More than 300,000 credentials, usernames and passwords, were posted on the clipboard website Pastebin.com in the year 2013 alone according to a recent analysis by a Swiss security firm.
As part of an experiment to determine how big the hacking industry is, High-Tech Bridge, a company until now perhaps better known for spurring the formation of Yahoo’s bug bounty program last fall, scoured through information Pastebin users posted to the site during the last 12 months.
The group found 311,095 username/password pairs in total, a number that translates to about 1,000 user credentials per leak, according to a post on the firm’s site today.
At just shy of 41 percent of the leakages found, credentials belonging to email systems took the largest slice of the pie. In particular Gmail and Yahoo mail users accounted for nearly 50 percent of the compromised credentials.
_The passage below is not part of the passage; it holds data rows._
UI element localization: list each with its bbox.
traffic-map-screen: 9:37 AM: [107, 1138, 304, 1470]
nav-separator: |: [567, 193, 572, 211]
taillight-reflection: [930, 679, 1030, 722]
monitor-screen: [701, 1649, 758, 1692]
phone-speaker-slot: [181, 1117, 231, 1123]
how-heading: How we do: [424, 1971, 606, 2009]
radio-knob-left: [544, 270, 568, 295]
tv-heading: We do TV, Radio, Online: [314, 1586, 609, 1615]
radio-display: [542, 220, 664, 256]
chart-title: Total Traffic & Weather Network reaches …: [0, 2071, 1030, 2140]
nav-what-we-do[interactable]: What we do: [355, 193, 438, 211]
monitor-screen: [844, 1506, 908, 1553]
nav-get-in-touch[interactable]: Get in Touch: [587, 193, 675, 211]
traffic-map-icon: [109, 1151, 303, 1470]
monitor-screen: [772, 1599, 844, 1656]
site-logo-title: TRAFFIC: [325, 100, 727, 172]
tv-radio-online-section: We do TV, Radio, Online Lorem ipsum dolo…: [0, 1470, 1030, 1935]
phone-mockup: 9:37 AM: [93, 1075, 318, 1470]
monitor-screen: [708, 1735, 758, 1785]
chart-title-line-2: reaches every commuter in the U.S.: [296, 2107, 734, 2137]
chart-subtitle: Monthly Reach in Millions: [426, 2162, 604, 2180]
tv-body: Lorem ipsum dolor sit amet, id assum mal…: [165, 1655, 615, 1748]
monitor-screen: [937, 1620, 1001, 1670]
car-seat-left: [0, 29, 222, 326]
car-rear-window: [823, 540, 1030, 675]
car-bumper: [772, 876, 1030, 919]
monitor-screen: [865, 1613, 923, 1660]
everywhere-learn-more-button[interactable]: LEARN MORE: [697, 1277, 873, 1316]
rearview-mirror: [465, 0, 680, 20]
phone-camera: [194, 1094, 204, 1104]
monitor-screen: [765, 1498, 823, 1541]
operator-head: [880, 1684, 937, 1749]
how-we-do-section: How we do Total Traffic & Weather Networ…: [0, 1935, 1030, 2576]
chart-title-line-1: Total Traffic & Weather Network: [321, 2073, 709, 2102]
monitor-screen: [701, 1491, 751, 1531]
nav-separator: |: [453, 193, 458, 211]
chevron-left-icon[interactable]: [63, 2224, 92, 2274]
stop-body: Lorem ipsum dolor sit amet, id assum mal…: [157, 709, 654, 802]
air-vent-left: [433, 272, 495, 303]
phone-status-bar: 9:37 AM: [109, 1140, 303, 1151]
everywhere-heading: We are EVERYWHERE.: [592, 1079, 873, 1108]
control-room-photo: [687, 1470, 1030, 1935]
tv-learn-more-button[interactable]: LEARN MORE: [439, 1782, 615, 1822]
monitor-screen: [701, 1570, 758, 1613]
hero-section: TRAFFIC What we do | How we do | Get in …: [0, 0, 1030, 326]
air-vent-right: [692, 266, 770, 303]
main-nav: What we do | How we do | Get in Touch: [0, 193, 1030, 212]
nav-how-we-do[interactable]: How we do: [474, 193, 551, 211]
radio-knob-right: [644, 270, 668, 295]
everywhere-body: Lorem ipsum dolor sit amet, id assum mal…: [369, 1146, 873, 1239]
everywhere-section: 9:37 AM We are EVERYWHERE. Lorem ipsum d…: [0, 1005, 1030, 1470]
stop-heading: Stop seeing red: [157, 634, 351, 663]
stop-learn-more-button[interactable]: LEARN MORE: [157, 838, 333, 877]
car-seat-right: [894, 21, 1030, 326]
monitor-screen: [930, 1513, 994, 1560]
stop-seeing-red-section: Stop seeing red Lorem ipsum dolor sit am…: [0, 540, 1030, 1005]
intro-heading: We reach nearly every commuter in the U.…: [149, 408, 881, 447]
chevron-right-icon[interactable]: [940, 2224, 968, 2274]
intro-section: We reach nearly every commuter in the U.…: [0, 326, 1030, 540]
Users still clinging to Hotmail accounts and Russians who use the mail.ru platform followed up with about 8 percent and 5 percent of the compromised email log-ins.
The group also discovered something that anyone who’s ever been to the site has likely been able to deduce: There’s a lot of clutter to sift through as well.
The group found and filtered through a lot of what it calls “garbage,” mostly minor information leaks—breaches affecting groups fewer than 100 users, blatantly fake/forged claims of hacks and copies of previously reported hacks.
Administrators on the site regularly remove information, especially when it’s sensitive, so forensics experts at High-Tech used “Google’s cache and other tools” to track information that was previously removed.
Pastebin has long been thought of as a den of iniquity of sorts as far as websites go – the site has served as a treasure trove of secrets, sensitive information and as the folks at High-Tech Bridge have proved, plenty of usernames and passwords. In 2012, the site was a destination for hackers with Anonymous and Lulzsec, so much so the site’s owner said at the time he was planning to hire more staff to patrol the site to erase sensitive information.
While the 300,000 figure pales in comparison to the staggering amount of information stolen from Target in November and December, Ilia Kolochenko, High-Tech Bridge’s CEO, acknowledged that his firm’s research uncovered just a small part of the problem.
“These 300,000 [credentials] are just a small percentage of the stolen information posted publicly by hackers. It’s impossible to make a precise estimate of how many user accounts were really compromised, but I think we can speak about several hundreds of millions at least,” Kolochenko said.
Last October Kolochenko prompted Yahoo to revise its bug bounty program after he famously reported receiving two scant $12.50 company store discount codes for discovering a pair of cross-site scripting (XSS) bugs.
Facing a torrent of bad publicity, Yahoo revamped its policy and claimed going forward it would reward researchers who responsibly report “new, unique and/or high-risk issues” with between $150 to $15,000.